Transparent Tx and Rx Waveform Processing for 5G New Radio Mobile Communications

TL;DR

This paper introduces a flexible framework for independently optimizing and mixing waveform processing techniques in 5G NR, enhancing coexistence, standardization, and future evolution of physical layer hardware and algorithms.

Contribution

It presents a novel approach for transparent transmitter and receiver waveform processing, enabling independent optimization and mixing of techniques in 5G NR systems.

Findings

Flexible mixing of waveform processing techniques is feasible.

Independent optimization improves complexity-performance trade-offs.

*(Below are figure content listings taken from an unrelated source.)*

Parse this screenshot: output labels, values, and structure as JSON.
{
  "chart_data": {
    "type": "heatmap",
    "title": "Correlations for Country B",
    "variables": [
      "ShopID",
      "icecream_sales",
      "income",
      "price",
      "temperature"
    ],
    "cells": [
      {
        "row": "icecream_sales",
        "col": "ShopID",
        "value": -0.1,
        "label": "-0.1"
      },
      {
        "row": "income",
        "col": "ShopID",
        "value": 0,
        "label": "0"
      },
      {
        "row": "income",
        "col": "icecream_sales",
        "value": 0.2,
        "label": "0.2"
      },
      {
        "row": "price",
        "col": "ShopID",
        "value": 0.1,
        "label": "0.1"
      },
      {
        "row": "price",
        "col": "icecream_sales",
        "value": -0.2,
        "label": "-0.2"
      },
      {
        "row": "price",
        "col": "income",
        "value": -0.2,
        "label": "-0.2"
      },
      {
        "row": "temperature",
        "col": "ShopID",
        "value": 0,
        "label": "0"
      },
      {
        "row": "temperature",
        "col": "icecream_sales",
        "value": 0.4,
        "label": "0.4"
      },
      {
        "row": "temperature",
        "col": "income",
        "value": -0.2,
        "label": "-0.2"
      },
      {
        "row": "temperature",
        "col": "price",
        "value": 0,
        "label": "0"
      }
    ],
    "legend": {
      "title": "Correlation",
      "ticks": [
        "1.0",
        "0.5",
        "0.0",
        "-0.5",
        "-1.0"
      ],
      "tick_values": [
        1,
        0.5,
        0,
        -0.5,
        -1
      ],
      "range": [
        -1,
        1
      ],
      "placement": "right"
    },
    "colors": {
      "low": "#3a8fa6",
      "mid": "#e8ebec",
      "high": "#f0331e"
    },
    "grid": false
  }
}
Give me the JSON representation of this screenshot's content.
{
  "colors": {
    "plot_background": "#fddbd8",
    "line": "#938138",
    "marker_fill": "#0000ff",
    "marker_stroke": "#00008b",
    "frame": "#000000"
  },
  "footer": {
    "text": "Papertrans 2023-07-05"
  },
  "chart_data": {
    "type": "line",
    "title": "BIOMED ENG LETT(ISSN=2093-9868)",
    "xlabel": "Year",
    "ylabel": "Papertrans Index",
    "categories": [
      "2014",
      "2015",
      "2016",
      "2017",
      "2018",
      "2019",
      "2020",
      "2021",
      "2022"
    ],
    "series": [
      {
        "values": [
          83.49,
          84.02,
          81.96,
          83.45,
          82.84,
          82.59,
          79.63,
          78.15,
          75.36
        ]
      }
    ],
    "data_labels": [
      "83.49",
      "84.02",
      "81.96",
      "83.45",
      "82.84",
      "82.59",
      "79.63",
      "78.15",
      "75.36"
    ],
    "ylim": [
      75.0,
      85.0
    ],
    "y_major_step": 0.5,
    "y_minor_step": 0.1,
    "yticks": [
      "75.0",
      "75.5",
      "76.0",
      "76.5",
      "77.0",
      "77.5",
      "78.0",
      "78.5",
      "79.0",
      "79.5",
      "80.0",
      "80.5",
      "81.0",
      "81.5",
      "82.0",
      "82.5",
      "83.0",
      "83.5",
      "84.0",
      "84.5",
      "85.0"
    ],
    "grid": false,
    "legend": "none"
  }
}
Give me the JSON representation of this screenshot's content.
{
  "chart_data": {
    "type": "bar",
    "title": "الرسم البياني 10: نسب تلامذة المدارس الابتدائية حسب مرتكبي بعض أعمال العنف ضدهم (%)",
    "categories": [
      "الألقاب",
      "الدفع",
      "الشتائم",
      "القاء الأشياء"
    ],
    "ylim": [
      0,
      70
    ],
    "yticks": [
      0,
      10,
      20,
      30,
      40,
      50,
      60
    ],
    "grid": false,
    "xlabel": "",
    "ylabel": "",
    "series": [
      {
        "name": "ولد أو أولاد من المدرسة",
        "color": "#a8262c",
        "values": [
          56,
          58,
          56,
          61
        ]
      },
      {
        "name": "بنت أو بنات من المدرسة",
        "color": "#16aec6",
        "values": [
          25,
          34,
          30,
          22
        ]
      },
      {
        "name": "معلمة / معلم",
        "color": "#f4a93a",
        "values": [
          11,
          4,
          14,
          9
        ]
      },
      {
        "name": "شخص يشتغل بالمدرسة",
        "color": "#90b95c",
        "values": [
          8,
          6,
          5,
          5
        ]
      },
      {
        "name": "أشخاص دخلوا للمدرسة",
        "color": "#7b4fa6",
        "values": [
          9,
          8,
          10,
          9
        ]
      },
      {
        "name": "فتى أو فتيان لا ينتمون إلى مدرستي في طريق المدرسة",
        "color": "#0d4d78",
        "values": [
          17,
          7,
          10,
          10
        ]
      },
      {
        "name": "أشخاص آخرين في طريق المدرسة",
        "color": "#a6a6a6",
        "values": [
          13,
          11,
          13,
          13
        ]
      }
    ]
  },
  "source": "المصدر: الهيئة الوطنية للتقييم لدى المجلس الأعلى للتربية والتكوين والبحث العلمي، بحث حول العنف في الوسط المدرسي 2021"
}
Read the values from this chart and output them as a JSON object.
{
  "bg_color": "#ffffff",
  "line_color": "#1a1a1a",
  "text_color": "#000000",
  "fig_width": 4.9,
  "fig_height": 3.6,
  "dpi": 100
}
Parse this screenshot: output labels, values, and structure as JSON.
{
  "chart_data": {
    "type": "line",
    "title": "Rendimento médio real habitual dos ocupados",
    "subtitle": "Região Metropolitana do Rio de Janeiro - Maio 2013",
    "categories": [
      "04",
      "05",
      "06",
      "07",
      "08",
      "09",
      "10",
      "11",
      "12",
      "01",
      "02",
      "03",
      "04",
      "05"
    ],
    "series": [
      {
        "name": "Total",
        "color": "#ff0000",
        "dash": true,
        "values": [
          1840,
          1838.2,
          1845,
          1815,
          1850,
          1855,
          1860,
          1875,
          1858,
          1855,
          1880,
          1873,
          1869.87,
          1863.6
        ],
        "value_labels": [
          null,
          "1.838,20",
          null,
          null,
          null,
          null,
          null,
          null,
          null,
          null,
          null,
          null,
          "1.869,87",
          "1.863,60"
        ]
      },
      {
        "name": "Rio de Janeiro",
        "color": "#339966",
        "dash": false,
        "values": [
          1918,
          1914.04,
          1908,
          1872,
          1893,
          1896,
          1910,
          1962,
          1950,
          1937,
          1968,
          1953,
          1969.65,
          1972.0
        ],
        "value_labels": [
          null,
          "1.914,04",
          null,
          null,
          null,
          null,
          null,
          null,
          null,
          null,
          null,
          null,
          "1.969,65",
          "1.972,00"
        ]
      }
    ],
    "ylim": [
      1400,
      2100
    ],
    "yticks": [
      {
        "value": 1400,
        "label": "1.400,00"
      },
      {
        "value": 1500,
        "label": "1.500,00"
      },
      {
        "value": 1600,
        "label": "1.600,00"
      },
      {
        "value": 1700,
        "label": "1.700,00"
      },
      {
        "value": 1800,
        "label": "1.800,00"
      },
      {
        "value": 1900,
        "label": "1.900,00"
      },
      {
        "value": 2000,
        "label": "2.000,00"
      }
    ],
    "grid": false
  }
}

The approach simplifies standardization and future-proofing.

Abstract

Several different waveform processing techniques have been studied and proposed for the 5G new radio (NR) physical layer, to support new mixed numerology and asynchronous services. The evaluation and comparison of these different techniques is commonly based on matched waveform processing in the transmitter and receiver units. In this article, it is shown that different techniques can be flexibly mixed, allowing to separately optimize complexity-performance trade-offs for transmitter and receiver implementations. Mixing of different waveform processing techniques is possible by setting adequate requirements for transmitter and receiver baseband processing allowing transparent design. The basic framework of how transmitter and receiver units can be independently applied and evaluated in the context of transparent design and an extensive set of examples of the achievable radio link performance with unmatched transmitter and receiver waveform processing are provided. The discussed approach and solutions simplify standardization, improve transparent transmitter and receiver coexistence, and allow future-proof evolution path for performance improvements in 5G NR physical layer hardware and algorithm design.